The restructuring, he said, will provide new opportunities for the Group to transform and realign its business.
“In the future, AAX will strive to recover as a low-cost medium-haul airline with a lower and more sustainable cost base while focusing on building business sustainability, increasing performance rather than market share, and competing in a more rational pricing environment, “he said.
It expects to restart operations with 2 aircraft in selected markets in the first quarter of 2021 and gradually resume flights to all destinations by the end of 2021.

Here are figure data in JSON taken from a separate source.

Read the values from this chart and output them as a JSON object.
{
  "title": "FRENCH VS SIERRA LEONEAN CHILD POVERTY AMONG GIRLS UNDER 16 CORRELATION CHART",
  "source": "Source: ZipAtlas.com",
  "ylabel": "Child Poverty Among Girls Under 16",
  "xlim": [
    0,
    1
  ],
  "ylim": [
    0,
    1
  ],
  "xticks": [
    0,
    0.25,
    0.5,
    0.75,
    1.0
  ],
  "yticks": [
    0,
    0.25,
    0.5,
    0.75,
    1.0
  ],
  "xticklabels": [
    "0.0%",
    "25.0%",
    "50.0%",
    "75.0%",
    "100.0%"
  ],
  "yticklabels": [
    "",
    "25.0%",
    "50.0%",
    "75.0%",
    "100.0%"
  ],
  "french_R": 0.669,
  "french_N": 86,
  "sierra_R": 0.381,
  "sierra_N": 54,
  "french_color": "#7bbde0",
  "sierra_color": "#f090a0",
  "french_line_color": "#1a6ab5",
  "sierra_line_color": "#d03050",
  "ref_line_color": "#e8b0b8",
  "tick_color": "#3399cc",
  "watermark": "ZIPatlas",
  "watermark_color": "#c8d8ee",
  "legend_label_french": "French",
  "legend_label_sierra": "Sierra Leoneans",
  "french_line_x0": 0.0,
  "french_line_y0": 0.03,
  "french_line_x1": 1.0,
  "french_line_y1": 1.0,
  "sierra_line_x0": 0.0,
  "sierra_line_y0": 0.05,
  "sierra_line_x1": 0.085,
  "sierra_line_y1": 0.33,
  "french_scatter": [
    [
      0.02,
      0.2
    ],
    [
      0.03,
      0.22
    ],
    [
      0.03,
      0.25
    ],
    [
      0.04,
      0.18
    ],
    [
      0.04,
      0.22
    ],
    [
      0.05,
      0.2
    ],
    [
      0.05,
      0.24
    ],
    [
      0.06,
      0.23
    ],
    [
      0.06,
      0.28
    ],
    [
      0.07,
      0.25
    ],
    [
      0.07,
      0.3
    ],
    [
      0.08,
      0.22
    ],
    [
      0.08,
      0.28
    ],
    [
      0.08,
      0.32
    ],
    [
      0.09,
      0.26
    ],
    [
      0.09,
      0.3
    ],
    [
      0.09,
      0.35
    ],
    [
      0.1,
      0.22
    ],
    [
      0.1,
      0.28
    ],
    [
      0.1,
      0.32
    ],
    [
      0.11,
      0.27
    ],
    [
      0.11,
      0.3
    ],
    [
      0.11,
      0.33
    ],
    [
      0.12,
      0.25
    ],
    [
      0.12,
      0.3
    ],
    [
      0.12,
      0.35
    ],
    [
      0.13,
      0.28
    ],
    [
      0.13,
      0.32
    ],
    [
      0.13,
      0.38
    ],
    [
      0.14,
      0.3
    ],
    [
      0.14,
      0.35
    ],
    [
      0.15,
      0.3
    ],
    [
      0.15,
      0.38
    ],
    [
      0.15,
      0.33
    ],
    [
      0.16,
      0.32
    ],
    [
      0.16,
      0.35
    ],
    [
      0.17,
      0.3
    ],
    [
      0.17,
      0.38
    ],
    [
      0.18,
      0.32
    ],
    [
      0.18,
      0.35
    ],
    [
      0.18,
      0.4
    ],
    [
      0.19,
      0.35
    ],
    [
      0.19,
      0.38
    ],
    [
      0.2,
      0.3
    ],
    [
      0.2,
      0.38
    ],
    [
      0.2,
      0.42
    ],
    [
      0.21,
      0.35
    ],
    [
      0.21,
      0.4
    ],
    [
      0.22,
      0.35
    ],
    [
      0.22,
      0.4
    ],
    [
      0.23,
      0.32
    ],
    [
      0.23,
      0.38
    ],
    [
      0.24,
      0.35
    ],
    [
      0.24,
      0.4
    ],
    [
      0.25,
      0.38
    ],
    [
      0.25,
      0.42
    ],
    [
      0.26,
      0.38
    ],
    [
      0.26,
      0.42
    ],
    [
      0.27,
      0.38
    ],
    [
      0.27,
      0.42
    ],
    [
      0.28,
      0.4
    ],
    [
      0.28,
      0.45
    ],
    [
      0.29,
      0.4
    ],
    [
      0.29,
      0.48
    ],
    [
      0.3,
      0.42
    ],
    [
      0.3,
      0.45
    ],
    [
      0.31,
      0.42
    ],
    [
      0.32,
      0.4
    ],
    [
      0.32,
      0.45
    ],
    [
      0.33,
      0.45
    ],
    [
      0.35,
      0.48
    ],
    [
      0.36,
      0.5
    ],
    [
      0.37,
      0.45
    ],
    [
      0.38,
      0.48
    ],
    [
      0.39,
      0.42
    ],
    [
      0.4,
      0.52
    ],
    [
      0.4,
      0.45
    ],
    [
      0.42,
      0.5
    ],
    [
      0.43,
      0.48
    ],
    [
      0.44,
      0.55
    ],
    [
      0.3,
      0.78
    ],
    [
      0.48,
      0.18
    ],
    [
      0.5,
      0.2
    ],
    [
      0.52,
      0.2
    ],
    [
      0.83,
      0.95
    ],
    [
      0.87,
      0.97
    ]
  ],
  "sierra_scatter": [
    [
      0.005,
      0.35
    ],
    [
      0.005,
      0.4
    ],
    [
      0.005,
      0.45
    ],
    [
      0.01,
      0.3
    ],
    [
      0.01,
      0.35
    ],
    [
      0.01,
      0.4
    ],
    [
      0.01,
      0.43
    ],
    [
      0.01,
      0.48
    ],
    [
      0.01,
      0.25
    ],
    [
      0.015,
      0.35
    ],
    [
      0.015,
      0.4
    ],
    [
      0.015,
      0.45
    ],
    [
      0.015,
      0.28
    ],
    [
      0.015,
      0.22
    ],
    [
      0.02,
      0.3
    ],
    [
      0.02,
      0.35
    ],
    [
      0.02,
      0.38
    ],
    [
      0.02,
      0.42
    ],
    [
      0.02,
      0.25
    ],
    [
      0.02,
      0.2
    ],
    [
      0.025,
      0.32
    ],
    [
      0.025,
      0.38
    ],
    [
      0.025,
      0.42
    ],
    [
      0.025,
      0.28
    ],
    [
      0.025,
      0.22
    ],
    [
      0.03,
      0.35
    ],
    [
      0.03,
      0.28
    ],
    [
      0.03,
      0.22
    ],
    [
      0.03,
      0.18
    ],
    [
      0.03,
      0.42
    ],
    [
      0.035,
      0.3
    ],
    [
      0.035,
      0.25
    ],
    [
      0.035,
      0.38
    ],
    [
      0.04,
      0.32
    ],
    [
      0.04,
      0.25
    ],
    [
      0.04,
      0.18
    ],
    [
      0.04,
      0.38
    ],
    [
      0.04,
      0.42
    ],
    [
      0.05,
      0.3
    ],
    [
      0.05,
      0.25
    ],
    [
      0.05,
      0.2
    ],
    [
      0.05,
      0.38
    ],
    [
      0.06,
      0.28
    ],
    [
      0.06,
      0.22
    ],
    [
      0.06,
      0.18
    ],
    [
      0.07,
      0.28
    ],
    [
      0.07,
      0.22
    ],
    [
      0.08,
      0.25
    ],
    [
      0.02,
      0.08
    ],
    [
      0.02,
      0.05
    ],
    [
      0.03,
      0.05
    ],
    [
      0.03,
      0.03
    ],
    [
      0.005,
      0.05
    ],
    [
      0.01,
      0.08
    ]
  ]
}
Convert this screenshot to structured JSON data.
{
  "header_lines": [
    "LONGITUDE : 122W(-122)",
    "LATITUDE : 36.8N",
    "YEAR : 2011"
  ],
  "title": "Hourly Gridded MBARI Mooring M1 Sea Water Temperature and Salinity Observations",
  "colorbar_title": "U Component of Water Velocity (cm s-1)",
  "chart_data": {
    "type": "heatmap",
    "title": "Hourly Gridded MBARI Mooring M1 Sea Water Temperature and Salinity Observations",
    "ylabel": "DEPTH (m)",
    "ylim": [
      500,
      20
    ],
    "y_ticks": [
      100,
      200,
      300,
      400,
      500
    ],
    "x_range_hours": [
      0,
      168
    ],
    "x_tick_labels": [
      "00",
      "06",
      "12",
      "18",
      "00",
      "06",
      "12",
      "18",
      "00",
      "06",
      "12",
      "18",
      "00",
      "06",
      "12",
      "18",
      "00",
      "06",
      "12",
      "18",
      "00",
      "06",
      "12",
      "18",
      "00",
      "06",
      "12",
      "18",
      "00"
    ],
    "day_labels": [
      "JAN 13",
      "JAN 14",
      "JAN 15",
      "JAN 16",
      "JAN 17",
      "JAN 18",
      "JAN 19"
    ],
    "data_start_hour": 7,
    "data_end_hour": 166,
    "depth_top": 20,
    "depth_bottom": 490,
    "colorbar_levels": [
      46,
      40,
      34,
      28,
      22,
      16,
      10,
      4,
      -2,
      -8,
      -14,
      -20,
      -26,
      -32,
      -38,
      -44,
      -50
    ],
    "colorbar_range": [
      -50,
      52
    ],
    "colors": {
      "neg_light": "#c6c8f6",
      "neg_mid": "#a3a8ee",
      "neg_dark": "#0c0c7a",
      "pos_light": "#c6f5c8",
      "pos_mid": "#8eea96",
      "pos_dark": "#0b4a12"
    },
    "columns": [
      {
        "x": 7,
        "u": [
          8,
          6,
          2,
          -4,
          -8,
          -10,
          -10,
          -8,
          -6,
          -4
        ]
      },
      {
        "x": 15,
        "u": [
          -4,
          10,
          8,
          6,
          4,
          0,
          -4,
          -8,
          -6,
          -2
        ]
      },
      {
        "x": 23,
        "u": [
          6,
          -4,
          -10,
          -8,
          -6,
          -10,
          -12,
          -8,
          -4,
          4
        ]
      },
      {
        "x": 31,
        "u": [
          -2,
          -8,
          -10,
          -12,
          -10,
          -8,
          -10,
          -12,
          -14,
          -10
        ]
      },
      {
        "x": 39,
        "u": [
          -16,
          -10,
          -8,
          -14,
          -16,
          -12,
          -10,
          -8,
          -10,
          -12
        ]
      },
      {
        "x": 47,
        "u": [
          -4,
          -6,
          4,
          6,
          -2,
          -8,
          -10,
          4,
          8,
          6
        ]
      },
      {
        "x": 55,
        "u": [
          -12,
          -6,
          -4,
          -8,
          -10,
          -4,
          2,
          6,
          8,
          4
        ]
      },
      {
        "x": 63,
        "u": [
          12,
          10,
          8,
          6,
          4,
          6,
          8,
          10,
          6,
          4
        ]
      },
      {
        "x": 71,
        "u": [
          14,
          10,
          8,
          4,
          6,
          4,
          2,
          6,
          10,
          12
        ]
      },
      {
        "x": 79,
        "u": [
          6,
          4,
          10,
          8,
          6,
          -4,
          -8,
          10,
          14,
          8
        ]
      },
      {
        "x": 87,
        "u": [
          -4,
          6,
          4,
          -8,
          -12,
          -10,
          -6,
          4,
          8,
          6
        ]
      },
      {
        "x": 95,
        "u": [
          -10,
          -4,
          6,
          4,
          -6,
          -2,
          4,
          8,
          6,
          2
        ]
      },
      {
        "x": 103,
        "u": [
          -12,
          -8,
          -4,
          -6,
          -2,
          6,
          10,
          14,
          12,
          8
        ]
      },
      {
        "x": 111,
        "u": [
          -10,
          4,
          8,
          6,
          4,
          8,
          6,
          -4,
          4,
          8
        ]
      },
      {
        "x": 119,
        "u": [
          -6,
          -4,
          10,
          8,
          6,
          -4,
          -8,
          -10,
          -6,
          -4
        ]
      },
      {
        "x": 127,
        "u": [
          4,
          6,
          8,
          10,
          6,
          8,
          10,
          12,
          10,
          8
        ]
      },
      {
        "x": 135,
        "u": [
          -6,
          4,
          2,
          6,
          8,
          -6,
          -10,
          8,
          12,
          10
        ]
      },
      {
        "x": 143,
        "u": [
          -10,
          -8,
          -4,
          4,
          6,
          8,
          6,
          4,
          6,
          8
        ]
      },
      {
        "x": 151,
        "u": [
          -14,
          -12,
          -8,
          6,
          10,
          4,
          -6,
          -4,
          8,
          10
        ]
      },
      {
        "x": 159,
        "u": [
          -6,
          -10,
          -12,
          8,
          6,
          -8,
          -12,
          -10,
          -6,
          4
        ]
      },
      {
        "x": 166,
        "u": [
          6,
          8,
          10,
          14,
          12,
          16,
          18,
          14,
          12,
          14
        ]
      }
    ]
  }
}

The proposed debt restructuring plan with unsecured creditors of the Group in accordance with article 366 of the Companies Law of 2016 implies the following: –
(a) a restructuring of approximately RM63.50 billion of debts to be reconstituted into a debt recognition by AAX for a principal amount up to RM200.0 million; Y
(b) any balance in excess of the aforementioned reconstituted amount and all other amounts after the cut-off date of June 30, 2020 arising from these debts (including interest, penalty interest, etc.) will be waived.
AirAsia X has also proposed a corporate restructuring involving a capital reduction and share consolidation as follows: –
(a) a proposed reduction of 90% of AAX’s issued share capital pursuant to Section 116 of the Companies Act 2016
(b) a proposed consolidation of every 10 existing AAX shares into 1 AAX share.
“Completion of the Proposals is key to the Group’s survival, as well as its ability to remain a going concern,” he said.
“To implement the revised business plan of the Group, AAX will require significant concessions from its suppliers, creditors and financiers. The Group will also require fresh debt and equity capital, but without correctly dimensioning the Group’s financial obligations and its financial position. It will not be possible raise the new funds needed to restart the airline, “he added.